27. sept., 2019

Pages intimes (187)

 

Selon Ramana Maharishi (1879-1950) , le sage du sud de l'Inde qui, faisant le tour de la terre uniquement par l'esprit, ne quitta guère la colline rouge, ou colline de l'Aurore, Arunâchala, il existe un état ou  "point de fixité parfaite". J'écrivis  à ce sujet une courte page intitulée "Le voyage définitif", peu après mon retour à Paris. Et c'est également  un "voyage immobile". Il est plus facile d'en parler, ou de rédiger d'épais ouvrages, ou d'impressionner sur ce point, pour qui est habile acteur,  un auditoire au moyen de verbeuses  conférences  que de le vivre et de l'incarner  véritablement, ce que je commence à peine à faire. Il est paradoxal que ce soit l’hindouisme et le brahmanisme qui me conduisent droit au "Père", autant et mieux que la Bible ou l’Évangile de Jean. M'y aide un mince fascicule anglais de l'université spirituelle  Kumaris, publié en Malaisie, acheté par grand hasard, pour une bouchée de pain, sur le boulevard Saint-Michel, et dont la préface anglaise, sait-on pourquoi ?, se termine par cette curieuse invitation, ou exhortation,  en français : Bon voyage !  Coïncidence qui me porte à croire, avec un grand nombre d'autres  signes, que ma vie est un conte de fée.  D'apparence anodines, et insignifiantes au premier abord, je ne cesse de lire et relire les pages de ce livret, dont le sens pour moi s'approfondit sans fin. Dieu, ou le Père, le Guide éternel  qui conduit le peuple hébreu dans le désert, seules  les épreuves et une recherche infatigable nous conduisent à Lui, que l'on appartienne, ou non, à  la tradition, la lignée, l'hérédité juives. Et le doute lui-même est divin ; les détours également, les traverses. Romain Rolland, après avoir écrit trois livres sur l'Inde, en arriva plus tard à se méfier, se moquer de ces  "billevesées" et des tours des "mystagogues" dont la carrière, et les affaires, aujourd’hui, n'ont jamais été si florissantes. Il n’empêche. Qui, après des années de tourments et d'errance, saisit enfin "le point de fixité parfaite", en ressort transformé et illuminé pour toujours. Fort et joyeux. Au-delà de la dichotomie Orient- Occident à laquelle je suis si sensible, jusqu'à en être  crucifié,  persécuté, se profile ici le véritable universel.

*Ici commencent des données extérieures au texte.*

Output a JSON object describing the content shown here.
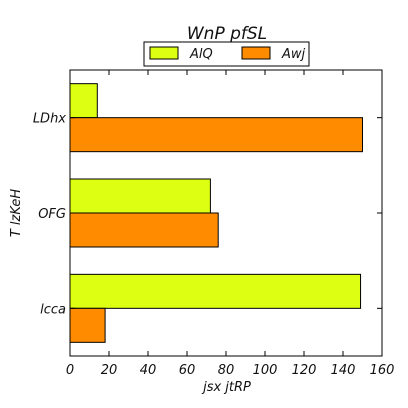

L'Un  qui est le Père, passible aussi bien d'autres noms. Ce qui importe, ce ne sont pas les noms. Ceux-ci divisent, déchirent les hommes, et l'humanité, chaque page des journaux en apporte lune preuve.

Ce point d'énergie et de délices, ineffables et indicibles, fut celui touché par la grande comme par la petite Thérèse, j'en suis sûr, ou bien par un génie immense, incommensurable comme Jean Sébastien Bach. Et il relie les artistes comme les philosophes, les écrivains, les saints les plus divers, de toujours et de partout. Et l'homme ordinaire, de quelque façon, le pressent, y participe également. Il est indiqué, avéré, montré, démontré, mais il ne se communique pas, ou à peine. Pourtant il éblouit, étincelle, resplendit. C'est à chacun de faire le chemin vers Lui, souvent, presque toujours  dans la douleur, le sacrifice. Car le Père est une image, le symbole, le signe, le but brûlant, cible lointaine et toute proche, repère et mesure, réalité à la fois pleine et vide si l'on veut.  Au fond, seule la conjugaison des forces de l'Orient et de l'Occident peuvent mener à Lui,  conduire si loin.  Et c'est donc l'humanité unie, en tant qu'ensemble, en cohérence, qui se dirige vers ce point, inéluctablement, à travers création et destruction, amour et haine. Mais qui en arrive là croit, affirme, propage, envers et contre tout, sa foi en l'amour et l'espérance, non au cynisme  et à la désespérance.